News that the poverty rate remained at 12.6 percent last year, statistically unchanged from the year before, has set off a predictable round of calls for increased government spending on social welfare programs. From the New York Times to the Democratic Leadership, we hear familiar complaints about how George W. Bush and congressional Republicans have “slashed” anti‐poverty programs.
Yet, last year, the federal government spent more than $477 billion on some 50 different programs to fight poverty. That amounts to $12,892 for every poor man, woman, and child in this country. And it does not even begin to count welfare spending by state and local governments. For all the talk about Republican budget cuts, spending on these social programs has increased an inflation‐adjusted 22 percent since President Bush took office.
Despite this government largesse, 37 million Americans continue to live in poverty. In fact, despite nearly $9 trillion in total welfare spending since Lyndon Johnson declared War on Poverty in 1964, the poverty rate is perilously close to where it was when we began, more than 40 years ago.

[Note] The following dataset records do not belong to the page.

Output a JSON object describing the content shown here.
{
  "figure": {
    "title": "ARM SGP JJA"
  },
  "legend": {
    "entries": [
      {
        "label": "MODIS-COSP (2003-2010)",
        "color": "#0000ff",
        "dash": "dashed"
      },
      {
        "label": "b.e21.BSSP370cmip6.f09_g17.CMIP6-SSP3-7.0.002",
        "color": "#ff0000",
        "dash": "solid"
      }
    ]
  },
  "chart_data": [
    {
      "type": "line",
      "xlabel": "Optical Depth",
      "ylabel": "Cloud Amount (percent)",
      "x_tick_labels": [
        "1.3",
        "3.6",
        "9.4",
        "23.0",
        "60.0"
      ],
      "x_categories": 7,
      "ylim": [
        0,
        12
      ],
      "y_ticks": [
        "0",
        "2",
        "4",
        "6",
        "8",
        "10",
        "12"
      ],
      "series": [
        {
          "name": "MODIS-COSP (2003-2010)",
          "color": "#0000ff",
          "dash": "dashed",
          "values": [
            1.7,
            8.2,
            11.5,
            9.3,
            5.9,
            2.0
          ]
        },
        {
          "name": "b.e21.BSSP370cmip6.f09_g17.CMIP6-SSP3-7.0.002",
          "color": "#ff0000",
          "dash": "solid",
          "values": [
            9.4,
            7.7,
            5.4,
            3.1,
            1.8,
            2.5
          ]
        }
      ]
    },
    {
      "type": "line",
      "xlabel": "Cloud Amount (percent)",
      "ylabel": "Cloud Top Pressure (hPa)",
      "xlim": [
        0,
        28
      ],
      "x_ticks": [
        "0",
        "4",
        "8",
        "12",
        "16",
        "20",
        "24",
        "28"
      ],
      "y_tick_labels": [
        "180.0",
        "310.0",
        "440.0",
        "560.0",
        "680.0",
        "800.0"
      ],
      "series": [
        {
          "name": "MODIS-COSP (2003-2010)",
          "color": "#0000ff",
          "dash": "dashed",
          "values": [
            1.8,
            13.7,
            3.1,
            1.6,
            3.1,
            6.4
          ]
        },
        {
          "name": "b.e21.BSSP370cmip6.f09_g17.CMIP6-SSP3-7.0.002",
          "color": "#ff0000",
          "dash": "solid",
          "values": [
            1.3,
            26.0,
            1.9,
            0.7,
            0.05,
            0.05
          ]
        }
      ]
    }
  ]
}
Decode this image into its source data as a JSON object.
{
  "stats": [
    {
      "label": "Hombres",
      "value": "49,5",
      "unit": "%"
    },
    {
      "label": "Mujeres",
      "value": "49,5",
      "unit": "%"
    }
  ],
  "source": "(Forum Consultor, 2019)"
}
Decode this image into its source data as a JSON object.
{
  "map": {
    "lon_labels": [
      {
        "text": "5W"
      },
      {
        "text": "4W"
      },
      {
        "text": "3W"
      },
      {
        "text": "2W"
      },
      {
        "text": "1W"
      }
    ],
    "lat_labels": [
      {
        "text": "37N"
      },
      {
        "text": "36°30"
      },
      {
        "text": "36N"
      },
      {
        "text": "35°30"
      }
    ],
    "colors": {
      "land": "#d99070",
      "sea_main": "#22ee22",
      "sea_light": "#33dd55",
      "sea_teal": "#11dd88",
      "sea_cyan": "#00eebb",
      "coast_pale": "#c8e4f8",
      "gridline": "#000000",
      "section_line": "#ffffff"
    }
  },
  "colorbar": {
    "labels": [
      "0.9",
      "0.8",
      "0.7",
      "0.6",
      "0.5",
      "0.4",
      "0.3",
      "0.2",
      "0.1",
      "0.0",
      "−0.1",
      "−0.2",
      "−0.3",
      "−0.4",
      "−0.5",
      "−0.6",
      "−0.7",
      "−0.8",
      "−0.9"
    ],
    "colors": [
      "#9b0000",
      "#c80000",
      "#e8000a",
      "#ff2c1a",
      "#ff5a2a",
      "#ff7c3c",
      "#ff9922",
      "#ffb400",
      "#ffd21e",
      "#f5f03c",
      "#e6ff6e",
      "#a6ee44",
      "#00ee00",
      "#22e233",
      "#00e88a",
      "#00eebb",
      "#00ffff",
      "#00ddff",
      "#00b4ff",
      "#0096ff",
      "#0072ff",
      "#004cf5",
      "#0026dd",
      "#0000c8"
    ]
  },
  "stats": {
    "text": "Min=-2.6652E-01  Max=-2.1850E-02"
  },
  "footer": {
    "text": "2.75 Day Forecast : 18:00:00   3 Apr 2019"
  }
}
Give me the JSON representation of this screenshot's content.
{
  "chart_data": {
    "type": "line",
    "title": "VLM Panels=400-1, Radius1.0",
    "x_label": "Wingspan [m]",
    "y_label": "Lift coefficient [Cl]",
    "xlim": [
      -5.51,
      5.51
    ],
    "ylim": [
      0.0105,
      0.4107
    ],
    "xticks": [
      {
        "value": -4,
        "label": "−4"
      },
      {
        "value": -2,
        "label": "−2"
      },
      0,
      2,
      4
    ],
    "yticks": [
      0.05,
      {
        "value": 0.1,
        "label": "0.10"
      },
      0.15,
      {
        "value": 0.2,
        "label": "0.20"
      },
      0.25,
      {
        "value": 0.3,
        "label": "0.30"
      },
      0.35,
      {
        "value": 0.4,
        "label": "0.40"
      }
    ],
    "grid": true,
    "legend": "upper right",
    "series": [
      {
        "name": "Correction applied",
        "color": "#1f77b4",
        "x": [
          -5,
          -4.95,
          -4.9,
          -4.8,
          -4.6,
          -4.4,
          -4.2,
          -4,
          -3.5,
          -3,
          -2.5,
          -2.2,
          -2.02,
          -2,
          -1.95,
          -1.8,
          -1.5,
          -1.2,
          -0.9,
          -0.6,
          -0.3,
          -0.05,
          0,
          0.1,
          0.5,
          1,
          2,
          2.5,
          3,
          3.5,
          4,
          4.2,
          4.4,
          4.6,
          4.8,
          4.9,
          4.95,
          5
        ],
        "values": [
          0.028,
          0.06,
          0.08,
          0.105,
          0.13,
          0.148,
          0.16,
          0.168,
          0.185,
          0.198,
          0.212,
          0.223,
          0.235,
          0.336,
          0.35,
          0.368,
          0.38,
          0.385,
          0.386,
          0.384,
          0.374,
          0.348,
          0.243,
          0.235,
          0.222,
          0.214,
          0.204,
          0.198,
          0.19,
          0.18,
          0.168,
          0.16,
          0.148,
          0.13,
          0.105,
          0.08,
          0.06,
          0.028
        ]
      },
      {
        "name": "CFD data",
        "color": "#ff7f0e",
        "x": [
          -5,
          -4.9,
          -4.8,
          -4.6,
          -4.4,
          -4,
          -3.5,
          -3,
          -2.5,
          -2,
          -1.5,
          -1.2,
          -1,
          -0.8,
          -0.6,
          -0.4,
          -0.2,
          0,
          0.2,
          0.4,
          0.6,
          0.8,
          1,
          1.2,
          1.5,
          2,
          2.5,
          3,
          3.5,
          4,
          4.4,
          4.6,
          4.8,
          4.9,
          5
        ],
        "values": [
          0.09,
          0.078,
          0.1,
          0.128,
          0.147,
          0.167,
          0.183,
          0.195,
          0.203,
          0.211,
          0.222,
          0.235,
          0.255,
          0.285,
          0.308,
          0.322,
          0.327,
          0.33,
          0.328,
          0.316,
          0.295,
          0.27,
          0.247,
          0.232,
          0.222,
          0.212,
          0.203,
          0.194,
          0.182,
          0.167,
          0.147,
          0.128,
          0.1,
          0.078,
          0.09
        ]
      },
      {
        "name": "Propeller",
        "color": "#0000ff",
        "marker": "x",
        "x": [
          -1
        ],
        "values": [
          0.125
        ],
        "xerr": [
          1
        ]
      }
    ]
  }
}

Clearly we are doing something wrong. Throwing money at the problem has neither reduced poverty nor made the poor self‐sufficient. But government welfare programs have torn at the social fabric of the country and been a significant factor in increasing out‐of‐wedlock births with all of their attendant problems. They have weakened the work ethic and contributed to rising crime rates. Most tragically of all, the pathologies they engender have been passed on from parent to child, from generation to generation.
Welfare reform was supposed to fix all that. And, indeed, it has had some positive effects. Welfare rolls are down. Since 1996, roughly 2.5 million families have left the program, a 57 percent decline. Critics predicted that welfare reform would throw millions into greater poverty. Instead, it led to modest reductions in poverty, particularly for children, black children, and single‐mother households. Most of those who left welfare found work, and of them, the vast majority work full‐time. As you would expect, studies show that as former welfare recipients gain work experience, their earnings and benefits increase.
But whatever successes welfare reform has brought, more can be done. And if we have learned anything by now, it is that there are limits to what government programs—even reformed ones—can do to address the root causes of poverty.
Observers have known for a long time that the surest ways to stay out of poverty are to finish school; not get pregnant outside marriage; and get a job, any job, and stick with it. That means that if we wish to fight poverty, we must end those government policies—high taxes and regulatory excess—that inhibit growth and job creation. We must protect capital investment and give people the opportunity to start new businesses. We must reform our failed government school system to encourage competition and choice. We must encourage the poor to save and invest.
More importantly, the real work of fighting poverty must come not from the government, but from the engines of civil society. An enormous amount of evidence and experience shows that private charities are far more effective than government welfare programs. While welfare provides incentives for counterproductive behavior, private charities can use their aid to encourage self‐sufficiency, self‐improvement, and independence. Private charities can individualize their approaches and target the specific problems that are holding people in poverty.